Как Бродский относился к переводческой деятельности? Ответ на этот вопрос можно найти в его многочисленных интервью и эссе. Рассуждая о вариантах перевода стихов Мандельштама на английский язык Бродский замечает: «Использование свободного стиха при переводах, конечно, позволяет получить более или менее полную информацию об оригинале — но только на уровне «содержания», не выше. Поэтому когда здесь, на Западе, обсуждают Мандельштама, то думают, что он находится где-то между Йейтсом и Элиотом. Потому что вся музыка оригинала улетучивается. Но, с точки зрения местных знатоков, в ХХ веке это позволительно и оправдано. Против чего я лично встаю на задние лапы…» [4; 72].

Таким образом, для Бродского-переводчика остается важным сохранение «музыки оригинала», потому что «…взявшись переводить, ты обязан передать цвет каждого листочка на дереве — не важно, яркий он или тусклый» [2; 77]. При этом Бродский понимает парадоксальность таких требований, а иногда и просто невозможность их выполнения. «Переводчик стоит перед двумя опасностями. Первая — неточность. Нет ничего хуже неточности. Вторая опасность — это искушение придумать какие-то красоты, которых нет в оригинале. <…> Если в переводе есть какие-то украшения, то это — очевидные утраты. Но перевод — утрата по определению» [2; 184–185].

Несмотря на это, поэт много переводит. Диапазон языков и культур, к которым он обращается, огромен. «Вообще я переводил со всех существующих и несуществующих языков», — полушутя говорил Бродский [4; 213]. И действительно, он переводил с английского, греческого, испанского, итальянского, польского, чешского, сербскохорватского, арабского, хинди. Его переводы, как правило, перекликаются с оригинальными стихотворениями. Идеальная иллюстрация этого — сопоставление «Письма» Умберто Саба со стихотворением «Одиссей Телемаку». Бродский как бы дописывает упомянутые в тексте Саба стихи.
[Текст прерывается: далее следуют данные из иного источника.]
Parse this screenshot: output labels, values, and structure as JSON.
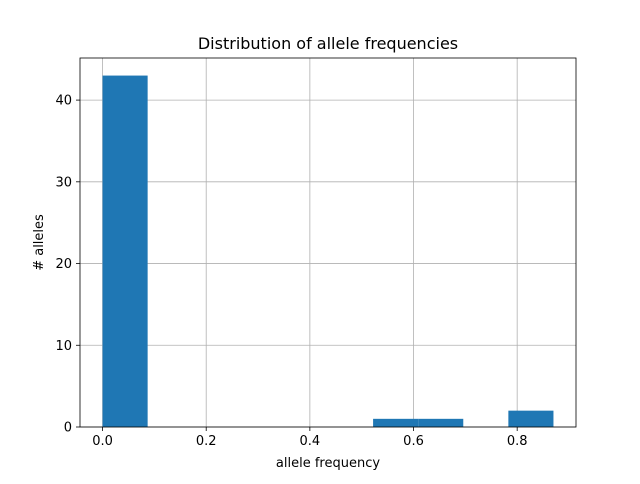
{
  "chart_data": {
    "type": "bar",
    "title": "Distribution of allele frequencies",
    "xlabel": "allele frequency",
    "ylabel": "# alleles",
    "histogram": true,
    "bins": [
      {
        "x0": 0.0,
        "x1": 0.087,
        "count": 43
      },
      {
        "x0": 0.087,
        "x1": 0.174,
        "count": 0
      },
      {
        "x0": 0.174,
        "x1": 0.261,
        "count": 0
      },
      {
        "x0": 0.261,
        "x1": 0.348,
        "count": 0
      },
      {
        "x0": 0.348,
        "x1": 0.435,
        "count": 0
      },
      {
        "x0": 0.435,
        "x1": 0.522,
        "count": 0
      },
      {
        "x0": 0.522,
        "x1": 0.609,
        "count": 1
      },
      {
        "x0": 0.609,
        "x1": 0.696,
        "count": 1
      },
      {
        "x0": 0.696,
        "x1": 0.783,
        "count": 0
      },
      {
        "x0": 0.783,
        "x1": 0.87,
        "count": 2
      }
    ],
    "xlim": [
      -0.0435,
      0.9135
    ],
    "ylim": [
      0,
      45.15
    ],
    "x_ticks": [
      0.0,
      0.2,
      0.4,
      0.6,
      0.8
    ],
    "x_tick_labels": [
      "0.0",
      "0.2",
      "0.4",
      "0.6",
      "0.8"
    ],
    "y_ticks": [
      0,
      10,
      20,
      30,
      40
    ],
    "y_tick_labels": [
      "0",
      "10",
      "20",
      "30",
      "40"
    ],
    "grid": true,
    "legend": "none",
    "bar_color": "#1f77b4",
    "grid_color": "#b0b0b0"
  }
}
Можно заметить связь переводов Кавафиса с «Римским циклом», услышать в «Колыбельной трескового мыса» отголоски Лоуэлла, проследить влияние английских «метафизиков», увидеть глубину и интенсивность диалога между Бродским и Венцловой. Бродский сам свидетельствовал, характеризуя свои стихи о Мексике, что значительные пласты его поэзии были уникальным сплавом — русские стихи, вобравшие в себя иноязычную поэтическую традицию: «Я пытался использовать традиционные испанские метры. Первая часть о Максимилиане, начинается как мадригал. Вторая, «1867», где о Хуаресе, — сделана в размере чоколо, то есть аргентинского танго. «Мерида», третья часть, написана размером, который в пятнадцатом веке использовал величайший испанский поэт, я думаю, всех времён — Хорхе Манрике. Это имитация его элегии на смерть отца… Если можно так выразиться, это дань культуре, о которой идёт речь» [2; 60–61].
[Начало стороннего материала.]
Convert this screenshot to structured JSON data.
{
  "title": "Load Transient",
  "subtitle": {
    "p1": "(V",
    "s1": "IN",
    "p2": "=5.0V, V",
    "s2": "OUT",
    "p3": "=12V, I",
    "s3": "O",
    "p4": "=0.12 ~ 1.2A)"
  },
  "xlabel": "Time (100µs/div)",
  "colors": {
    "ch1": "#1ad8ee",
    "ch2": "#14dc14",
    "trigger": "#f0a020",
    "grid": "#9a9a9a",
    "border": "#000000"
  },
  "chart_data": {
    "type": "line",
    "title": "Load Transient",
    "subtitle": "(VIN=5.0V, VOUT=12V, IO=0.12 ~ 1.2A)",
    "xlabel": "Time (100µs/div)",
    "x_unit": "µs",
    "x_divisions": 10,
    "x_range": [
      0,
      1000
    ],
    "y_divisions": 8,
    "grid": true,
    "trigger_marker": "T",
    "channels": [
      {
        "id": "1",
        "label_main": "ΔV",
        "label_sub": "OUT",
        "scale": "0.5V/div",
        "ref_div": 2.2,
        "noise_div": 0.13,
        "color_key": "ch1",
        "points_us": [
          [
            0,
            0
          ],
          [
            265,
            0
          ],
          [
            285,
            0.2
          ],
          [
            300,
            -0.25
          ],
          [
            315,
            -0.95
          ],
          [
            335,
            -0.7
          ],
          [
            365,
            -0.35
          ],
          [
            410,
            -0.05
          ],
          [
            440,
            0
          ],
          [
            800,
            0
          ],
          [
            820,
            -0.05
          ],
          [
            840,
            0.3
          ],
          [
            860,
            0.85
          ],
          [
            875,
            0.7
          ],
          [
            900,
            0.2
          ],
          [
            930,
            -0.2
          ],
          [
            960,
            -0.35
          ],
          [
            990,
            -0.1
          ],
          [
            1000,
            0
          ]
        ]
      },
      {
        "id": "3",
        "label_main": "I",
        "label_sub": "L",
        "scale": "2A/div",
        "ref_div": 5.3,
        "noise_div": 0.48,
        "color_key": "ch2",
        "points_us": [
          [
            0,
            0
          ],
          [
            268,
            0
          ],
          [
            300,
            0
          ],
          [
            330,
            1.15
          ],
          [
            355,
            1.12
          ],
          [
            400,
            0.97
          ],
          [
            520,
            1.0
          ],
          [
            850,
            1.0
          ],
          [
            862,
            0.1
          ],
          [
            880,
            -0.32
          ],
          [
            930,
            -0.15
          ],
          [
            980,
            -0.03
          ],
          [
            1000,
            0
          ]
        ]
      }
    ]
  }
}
Таким образом, правомерно считать перевод результатом диалога разных культур; итогом взаимодействия, переклички различных национальных позиций и традиций. Каждый перевод — интерпретация по своей сути, при которой неизбежны потери, как неизбежны и приобретения, связанные с творческой индивидуальностью переводчика. Поэтому переводное произведение, а поэтическое — тем более, представляет собой совмещение двух языковых и художественных картин мира — автора, с его отношением к изображаемому, и переводчика с собственным видением, собственным прочтением оригинала.
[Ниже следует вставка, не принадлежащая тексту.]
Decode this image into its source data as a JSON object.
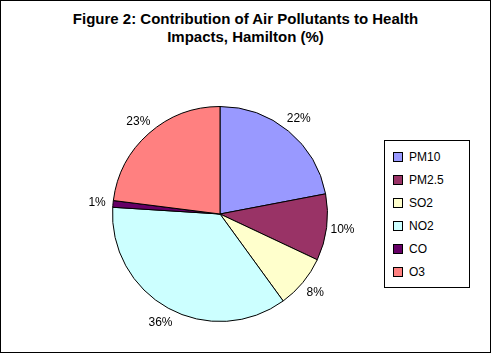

Все сказанное тем более применимо к таким поэтам-переводчикам, как Иосиф Бродский. На наш взгляд, можно согласиться с мыслью Я. Гордина о том, что «поэты такой яростно интенсивной индивидуальности не могут создавать переводы в точном смысле слова. <…> Мир переводов Бродского — в главных своих образцах — не просто плотно сопределён миру его поэзии, но является его органичной частью» [5; 6]. По мнению ряда исследователей, оригинальное творчество Бродского и его переводческую деятельность часто невозможно дифференцировать. Такого мнения придерживается, например, З. Бар-Селла: «…переводы не случайны для Бродского, а обусловлены самой природой его поэтического дара» (цит. по [8; 357]).

Для своих переводов Бродский во всей мировой поэзии выбирал те стихотворения, которые близки его мировидению и мироощущению. Именно поэтому в поэтических переводах Бродского находят отражение особенности его художественной картины мира, черты его идиостиля. Поэт-переводчик привносит в переводимое произведение частицу своей культуры, своего сознания, мировидения и мировосприятия. Донн, Марвелл, Галчинский, Кавафис (русский аналог которого Бродский создавал вместе со своим другом, литератором и переводчиком Геннадием Шмаковым), Саба, Венцлова, Норвид, Милош, Незвал и другие поэты, которые в своих языках живут как известные, большие творцы, в русском приобретают черты поэтической традиции Иосифа Бродского.

 

Литература

1.             Богуславская Г.П. Языковая картина мира и культура народа // Язык и культура: 4-я междунар. конференция. — Ч. 2: Материалы. — К., 1996.

2.            Бродский И. Большая книга интервью. — М., 2000.

3.            Бродский И. Форма существования души // А. Кушнер. Аполлон в снегу: Заметки на полях. — Л., 1991.

4.            Волков С. Диалоги с Иосифом Бродским. — М., 2003.

5.            Гордин Я. «Наше дело — почти антропологическое» // Бродский И. В ожидании варваров. Мировая поэзия в переводах. — СПб., 2001.

6.             Куллэ В. «…Там, где они кончили, ты начинаешь» // И. Бродский. Бог сохраняет всё. — М., 1992.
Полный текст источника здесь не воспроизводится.